Around 1812 the plantation was visited by the naturalist Charles Waterton, who spent considerable time teaching John Edmonstone taxidermy.

== Career ==
In 1817, Edmonstone went to Scotland with Charles Edmonstone, possibly to become a servant to the Edmonstone family at Cardross Park.

Being free, John Edmonstone took employment in Glasgow, where he sold exotic animal specimens to the museum. He then moved to Edinburgh, where in 1823 he set up shop as a "bird-stuffer" at 37 Lothian Street. He sold specimens including birds and snakes. From this shop, he taught taxidermy to students attending the nearby University of Edinburgh.

Charles Darwin studied for two months with Edmonstone in 1826, when Darwin was aged around 17. Edmonstone gave Darwin inspiring accounts of tropical rain forests in South America and may have encouraged him to explore there. Having worked in hot climates, Edmonstone had learned to preserve birds rapidly before decomposition set in, a skill that may have benefited Darwin during the voyage of HMS Beagle from 1931, when Darwin preserved Galapagos finches and Galapagos mockingbirds.

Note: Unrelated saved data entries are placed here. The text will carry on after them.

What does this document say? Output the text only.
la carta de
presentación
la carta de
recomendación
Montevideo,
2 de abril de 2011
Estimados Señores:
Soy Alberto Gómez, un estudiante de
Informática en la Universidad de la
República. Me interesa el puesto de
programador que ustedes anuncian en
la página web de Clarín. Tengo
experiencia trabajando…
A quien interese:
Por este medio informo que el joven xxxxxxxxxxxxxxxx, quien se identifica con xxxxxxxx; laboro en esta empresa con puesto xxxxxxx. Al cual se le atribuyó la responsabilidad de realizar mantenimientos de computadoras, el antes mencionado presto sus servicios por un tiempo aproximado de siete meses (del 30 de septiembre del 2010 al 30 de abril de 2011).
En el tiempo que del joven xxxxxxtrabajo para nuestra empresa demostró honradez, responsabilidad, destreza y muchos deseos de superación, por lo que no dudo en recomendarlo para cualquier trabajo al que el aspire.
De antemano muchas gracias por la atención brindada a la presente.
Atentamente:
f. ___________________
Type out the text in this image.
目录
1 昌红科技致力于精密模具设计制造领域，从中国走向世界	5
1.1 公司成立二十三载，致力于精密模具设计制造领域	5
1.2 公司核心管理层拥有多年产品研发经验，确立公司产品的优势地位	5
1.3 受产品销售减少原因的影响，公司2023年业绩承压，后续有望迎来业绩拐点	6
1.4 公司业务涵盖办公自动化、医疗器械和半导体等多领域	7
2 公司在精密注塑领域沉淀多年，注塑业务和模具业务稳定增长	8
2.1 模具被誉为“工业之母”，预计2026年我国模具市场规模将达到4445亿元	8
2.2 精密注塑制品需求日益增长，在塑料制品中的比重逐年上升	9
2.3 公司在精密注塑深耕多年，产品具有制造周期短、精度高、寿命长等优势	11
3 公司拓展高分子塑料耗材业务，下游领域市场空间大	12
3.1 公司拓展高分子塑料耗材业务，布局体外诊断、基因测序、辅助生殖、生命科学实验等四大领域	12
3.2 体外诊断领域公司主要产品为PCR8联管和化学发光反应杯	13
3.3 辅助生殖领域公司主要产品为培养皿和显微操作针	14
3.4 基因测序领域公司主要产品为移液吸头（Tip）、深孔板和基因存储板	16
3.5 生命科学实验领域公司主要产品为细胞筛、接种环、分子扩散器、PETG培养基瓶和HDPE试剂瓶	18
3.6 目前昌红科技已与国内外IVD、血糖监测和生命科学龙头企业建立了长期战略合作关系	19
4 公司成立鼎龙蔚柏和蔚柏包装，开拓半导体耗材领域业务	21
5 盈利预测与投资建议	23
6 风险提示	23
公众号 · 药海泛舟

Darwin described Edmonstone as:

A negro lived in Edinburgh, who had travelled with Waterton, and gained his livelihood by stuffing birds, which he did excellently: he gave me lessons for payment, and I used often to sit with him, for he was a very pleasant and intelligent man.
Edmonstone also undertook work for the Royal Museum of the University. He moved his taxidermy shop to Edinburgh's main shopping thoroughfare, opening at 29 and then later 66 Princes Street. In the 1840s, he moved shop again to 10 South St David's Street.

== Personal life ==
Edmonstone appears to have married his neighbour, Mary Kerr, in 1824. The 1841 census records Edmonstone living at James Court, Edinburgh, with Mary and three children.

== Legacy ==
In 2009, a plaque to commemorate Edmonstone was commissioned by the London arts venue Kings Place, to be made by the Wedgwood porcelain firm. The plaque was put up at Negociants Bar, in Lothian Street, Edinburgh, although it has since been lost.

Edmonstone is regarded as one of the "100 Great Black Britons".

A poem narrated from the perspective of John Edmonstone appears in the Winter 2019 issue of African American Review.